Fun with Viognier
Happy new year all. I hope you enjoyed your holiday season, and drank some good wine. My wife and I are big red drinkers, but we had fun with the white Viognier grape last week.
The catalyst for this was my Mom. She has been enjoying 2007 Bonterra Voignier as a nice change from Chardonnay since discovering the wine this fall. We had some last week with a holiday lunch.
The wine has a very juicy, melon-y nose with some peach as well on the palate. It’s light bodied, with good acidity keeping the fruit in balance. There’s a rather sharp tartness on the finish. The wine has small amounts of three other grapes — Marsanne, Roussane and Muscat. It’s a nice wine, especially at around $17.
I knew that the Viognier varietal was behind some of the well known white Rhones from France, and suggested a California/France taste off. Unfortunately for me, the only French Viognier I could find in my hometown of Stamford, Connecticut was a 2007 Guigal Condrieu at a cost of $50. That’s not a price point I normally go for without knowing exactly what the wine will be like.
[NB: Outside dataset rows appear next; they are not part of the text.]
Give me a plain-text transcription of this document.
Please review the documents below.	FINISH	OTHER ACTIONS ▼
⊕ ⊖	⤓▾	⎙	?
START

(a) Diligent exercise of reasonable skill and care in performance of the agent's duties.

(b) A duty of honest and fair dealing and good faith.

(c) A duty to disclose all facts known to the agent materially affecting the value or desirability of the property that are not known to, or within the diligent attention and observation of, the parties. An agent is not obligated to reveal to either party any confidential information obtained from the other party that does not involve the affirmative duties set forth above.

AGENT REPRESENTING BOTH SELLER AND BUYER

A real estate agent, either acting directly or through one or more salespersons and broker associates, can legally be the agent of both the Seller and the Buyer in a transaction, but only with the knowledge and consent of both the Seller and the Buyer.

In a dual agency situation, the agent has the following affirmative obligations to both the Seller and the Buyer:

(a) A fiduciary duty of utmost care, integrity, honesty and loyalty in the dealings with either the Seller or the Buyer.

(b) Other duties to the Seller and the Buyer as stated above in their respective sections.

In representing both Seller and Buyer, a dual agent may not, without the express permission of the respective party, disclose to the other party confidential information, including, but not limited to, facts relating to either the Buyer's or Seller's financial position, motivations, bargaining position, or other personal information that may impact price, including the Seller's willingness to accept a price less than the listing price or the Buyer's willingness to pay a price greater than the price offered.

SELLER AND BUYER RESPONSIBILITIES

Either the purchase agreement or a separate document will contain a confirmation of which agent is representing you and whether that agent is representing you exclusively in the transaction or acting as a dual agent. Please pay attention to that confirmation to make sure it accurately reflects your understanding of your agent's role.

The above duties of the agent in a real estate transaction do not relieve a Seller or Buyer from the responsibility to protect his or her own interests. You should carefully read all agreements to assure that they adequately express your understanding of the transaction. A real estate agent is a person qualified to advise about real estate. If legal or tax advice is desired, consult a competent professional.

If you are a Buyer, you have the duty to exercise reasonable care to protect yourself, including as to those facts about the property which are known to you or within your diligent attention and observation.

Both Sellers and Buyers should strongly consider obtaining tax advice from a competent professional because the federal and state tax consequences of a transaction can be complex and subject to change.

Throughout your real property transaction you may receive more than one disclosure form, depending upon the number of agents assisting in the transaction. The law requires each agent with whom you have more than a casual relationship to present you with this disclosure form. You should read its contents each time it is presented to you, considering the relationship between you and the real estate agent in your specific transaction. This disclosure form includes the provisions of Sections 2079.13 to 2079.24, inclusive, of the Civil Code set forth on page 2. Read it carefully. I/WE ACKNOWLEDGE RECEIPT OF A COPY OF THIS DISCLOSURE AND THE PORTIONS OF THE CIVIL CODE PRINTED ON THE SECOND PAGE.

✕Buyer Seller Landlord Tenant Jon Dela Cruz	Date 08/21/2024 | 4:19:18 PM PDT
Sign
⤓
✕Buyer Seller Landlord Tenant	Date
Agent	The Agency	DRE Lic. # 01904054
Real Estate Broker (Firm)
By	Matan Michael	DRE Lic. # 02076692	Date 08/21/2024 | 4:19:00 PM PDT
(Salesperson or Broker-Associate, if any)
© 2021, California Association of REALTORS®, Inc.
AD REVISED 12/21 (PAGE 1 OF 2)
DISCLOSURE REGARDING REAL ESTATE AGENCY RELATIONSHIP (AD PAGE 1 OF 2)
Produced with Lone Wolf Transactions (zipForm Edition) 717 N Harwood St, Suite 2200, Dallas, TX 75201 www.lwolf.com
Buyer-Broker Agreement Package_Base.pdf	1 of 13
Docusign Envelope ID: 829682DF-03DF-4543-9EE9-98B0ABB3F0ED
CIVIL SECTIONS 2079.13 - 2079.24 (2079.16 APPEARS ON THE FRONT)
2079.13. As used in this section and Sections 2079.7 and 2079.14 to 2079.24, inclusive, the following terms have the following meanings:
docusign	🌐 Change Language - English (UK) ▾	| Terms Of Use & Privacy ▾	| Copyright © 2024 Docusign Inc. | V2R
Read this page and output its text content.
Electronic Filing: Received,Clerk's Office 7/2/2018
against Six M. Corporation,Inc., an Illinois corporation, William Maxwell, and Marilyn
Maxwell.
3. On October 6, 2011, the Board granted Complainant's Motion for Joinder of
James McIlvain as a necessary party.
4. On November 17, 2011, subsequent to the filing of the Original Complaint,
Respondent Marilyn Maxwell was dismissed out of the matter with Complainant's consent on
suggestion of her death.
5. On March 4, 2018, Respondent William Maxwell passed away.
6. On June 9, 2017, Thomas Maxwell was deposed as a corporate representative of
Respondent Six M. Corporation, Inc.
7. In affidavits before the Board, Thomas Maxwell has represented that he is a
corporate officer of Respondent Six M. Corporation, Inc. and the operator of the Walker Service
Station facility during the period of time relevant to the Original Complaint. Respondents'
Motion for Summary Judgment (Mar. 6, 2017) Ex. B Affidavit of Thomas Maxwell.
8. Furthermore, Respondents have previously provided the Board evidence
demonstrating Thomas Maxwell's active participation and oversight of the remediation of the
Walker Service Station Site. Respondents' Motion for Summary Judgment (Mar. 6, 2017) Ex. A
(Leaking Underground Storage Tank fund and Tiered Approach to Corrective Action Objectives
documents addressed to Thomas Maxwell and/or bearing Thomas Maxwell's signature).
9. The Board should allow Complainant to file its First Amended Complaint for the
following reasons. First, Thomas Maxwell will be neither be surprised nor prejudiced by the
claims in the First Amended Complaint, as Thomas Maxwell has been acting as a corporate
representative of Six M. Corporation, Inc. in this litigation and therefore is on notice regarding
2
But we’ve had a lot of good wine from Guigal and I needed a French Viognier, so home it came.
This wine also had lots of fruit on the nose, also dominated by melon. It was a bit darker wine, more straw in color. There were other flavors blending smoothly on the palate, with peach and apricot as well. The Condrieu was smoother, there was no sudden tartness on the finish, the wine was smoother and a bit rounder. For me it was the perfect aperitif, despite the relatively high alcohol content.
The Condrieu was clearly the more polished wine, but was it worth 3x the price? Our family panel said no, when adding value to the question the Bonterra took the contest. Once we got home, Gabriele and I found a more price appropriate French candidate, the 2010 J.V. Fleury Cotes du Rhone. We found this for $14 at Total Wine in Alexandria.
This wine had a lot of grass as well as fruit on the nose. It had good acidity that kept it very dry, and I got some earthiness and spice underneath the fruit. The wine finished with a sudden tartness, much like the Bonterra. A lot going on and a very nice wine for the price.
So give a Viognier next time you want a different white wine. But the operative word here is fun. That’s what wine should be about. It’s not about memorization of varietals or regions, or worrying about what you should like. It’s about learning more about what you do like, and branching out once in a while to try new things.
Put that on your list for 2012, and enjoy!